F. Happy Numbers
time limit per test
2 seconds
memory limit per test
256 megabytes
input
standard input
output
standard output

You are given an operation that changes an integer to the sum of the square of all its digits. This operation can be applied to a positive integer as many times as you like.

If a number can become $$$1$$$ after any amount of operations (possibly zero), it is said to be a happy number. A happy number, for instance, is $$$13$$$, which becomes $$$10(1^2 + 3^2 = 10)$$$ after one operation and becomes $$$1(1^2 + 0^2 = 1)$$$ after one more operation. However, $$$2, 3$$$, and $$$4$$$ are not happy numbers.

You are given $$$t$$$ closed intervals, each represented by two integers $$$l_i$$$ and $$$r_i$$$ $$$(1 \leq i \leq t)$$$. For each interval, please determine the number of happy numbers in the interval.

Formally, for each query $$$i$$$, please compute

$$$$$$\sum_{x=l_i}^{r_i}f(x)$$$$$$

where $$$f(x)=1$$$ if $$$x$$$ is a happy number and $$$f(x)=0$$$ if $$$x$$$ is not a happy number.

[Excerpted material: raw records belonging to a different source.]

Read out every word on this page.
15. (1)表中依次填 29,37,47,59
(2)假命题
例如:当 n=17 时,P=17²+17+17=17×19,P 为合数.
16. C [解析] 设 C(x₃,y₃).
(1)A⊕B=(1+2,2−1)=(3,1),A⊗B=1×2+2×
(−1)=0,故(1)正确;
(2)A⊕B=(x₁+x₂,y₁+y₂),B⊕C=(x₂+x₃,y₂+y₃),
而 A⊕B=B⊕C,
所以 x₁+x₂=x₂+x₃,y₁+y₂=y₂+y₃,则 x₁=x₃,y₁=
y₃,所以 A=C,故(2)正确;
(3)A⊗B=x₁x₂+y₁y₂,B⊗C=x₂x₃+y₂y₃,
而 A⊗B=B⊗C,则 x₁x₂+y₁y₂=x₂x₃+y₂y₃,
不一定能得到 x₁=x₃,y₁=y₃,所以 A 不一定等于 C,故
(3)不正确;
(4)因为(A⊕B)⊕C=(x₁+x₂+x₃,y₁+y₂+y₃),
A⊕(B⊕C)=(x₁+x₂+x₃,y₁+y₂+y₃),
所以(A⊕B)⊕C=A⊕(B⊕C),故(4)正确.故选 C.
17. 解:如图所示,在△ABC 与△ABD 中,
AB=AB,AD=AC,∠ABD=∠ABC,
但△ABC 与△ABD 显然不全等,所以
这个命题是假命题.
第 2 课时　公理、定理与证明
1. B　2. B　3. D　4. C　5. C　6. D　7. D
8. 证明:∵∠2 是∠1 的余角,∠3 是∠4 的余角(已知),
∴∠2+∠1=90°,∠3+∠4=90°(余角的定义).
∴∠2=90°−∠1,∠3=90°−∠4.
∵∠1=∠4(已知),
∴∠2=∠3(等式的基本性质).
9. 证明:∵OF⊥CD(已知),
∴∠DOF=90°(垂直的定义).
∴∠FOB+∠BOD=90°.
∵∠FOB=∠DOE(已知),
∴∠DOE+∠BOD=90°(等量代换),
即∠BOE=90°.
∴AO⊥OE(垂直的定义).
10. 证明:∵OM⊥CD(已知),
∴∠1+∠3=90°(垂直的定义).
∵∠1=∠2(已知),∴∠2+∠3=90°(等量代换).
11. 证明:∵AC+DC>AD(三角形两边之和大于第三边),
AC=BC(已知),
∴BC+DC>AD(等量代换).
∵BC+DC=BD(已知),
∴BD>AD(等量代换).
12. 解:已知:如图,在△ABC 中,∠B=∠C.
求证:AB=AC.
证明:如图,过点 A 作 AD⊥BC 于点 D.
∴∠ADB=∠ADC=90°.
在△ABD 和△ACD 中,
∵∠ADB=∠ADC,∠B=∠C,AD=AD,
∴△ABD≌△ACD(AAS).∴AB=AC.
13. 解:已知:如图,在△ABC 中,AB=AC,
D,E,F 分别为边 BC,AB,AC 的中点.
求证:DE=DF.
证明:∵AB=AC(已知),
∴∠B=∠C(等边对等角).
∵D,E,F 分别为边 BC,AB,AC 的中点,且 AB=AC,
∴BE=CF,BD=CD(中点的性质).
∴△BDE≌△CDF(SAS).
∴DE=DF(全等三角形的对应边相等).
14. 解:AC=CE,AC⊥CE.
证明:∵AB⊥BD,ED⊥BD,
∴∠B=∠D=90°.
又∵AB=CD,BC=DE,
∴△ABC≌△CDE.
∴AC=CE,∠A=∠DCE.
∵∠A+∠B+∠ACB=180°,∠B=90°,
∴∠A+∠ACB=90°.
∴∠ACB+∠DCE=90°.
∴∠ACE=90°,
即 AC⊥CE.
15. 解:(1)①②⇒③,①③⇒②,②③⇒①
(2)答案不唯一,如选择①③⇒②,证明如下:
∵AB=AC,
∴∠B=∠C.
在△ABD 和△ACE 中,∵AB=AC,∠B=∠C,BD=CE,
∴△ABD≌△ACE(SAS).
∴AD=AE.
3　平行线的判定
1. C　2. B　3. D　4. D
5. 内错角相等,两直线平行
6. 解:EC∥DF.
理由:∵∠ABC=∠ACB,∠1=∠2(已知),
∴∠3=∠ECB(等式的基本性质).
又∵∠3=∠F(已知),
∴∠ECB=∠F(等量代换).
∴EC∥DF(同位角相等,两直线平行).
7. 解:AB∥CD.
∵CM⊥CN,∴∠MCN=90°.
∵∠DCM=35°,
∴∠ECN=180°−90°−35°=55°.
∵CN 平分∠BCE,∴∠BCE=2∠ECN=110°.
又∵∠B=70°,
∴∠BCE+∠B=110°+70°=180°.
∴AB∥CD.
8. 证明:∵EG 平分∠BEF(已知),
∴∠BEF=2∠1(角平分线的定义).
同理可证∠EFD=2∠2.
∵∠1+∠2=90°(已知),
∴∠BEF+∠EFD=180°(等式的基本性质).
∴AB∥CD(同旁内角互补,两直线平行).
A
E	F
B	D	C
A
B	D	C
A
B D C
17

Since the answers can be very large, please print them modulo $$$10^9+7$$$.

Input

The first line contains one integer $$$t$$$ $$$(1 \leq t \leq 100)$$$ — the number of test cases.

The only line of each test case contains two integers $$$l_i, r_i$$$ $$$(1 \leq l_i \leq r_i \leq 10^{200})$$$.

It is guaranteed that the sum of the lengths of all inputted integers does not exceed $$$10^3$$$.

Output

Print $$$t$$$ lines, each containing one integer — the number of happy numbers in the given closed interval, modulo $$$10^9+7$$$.

Example
Input
4
7 7
5 10
1 1000
1 999999
Output
1
2
143
143070
Note

In the first range, $$$7$$$ is a happy number because $$$7^2=49$$$; $$$4^2+9^2=97$$$; $$$9^2+7^2=130$$$; $$$1^2+3^2+0^2=10$$$; $$$1^2+0^2=1$$$.

In the second range, the two happy numbers are $$$7, 10$$$.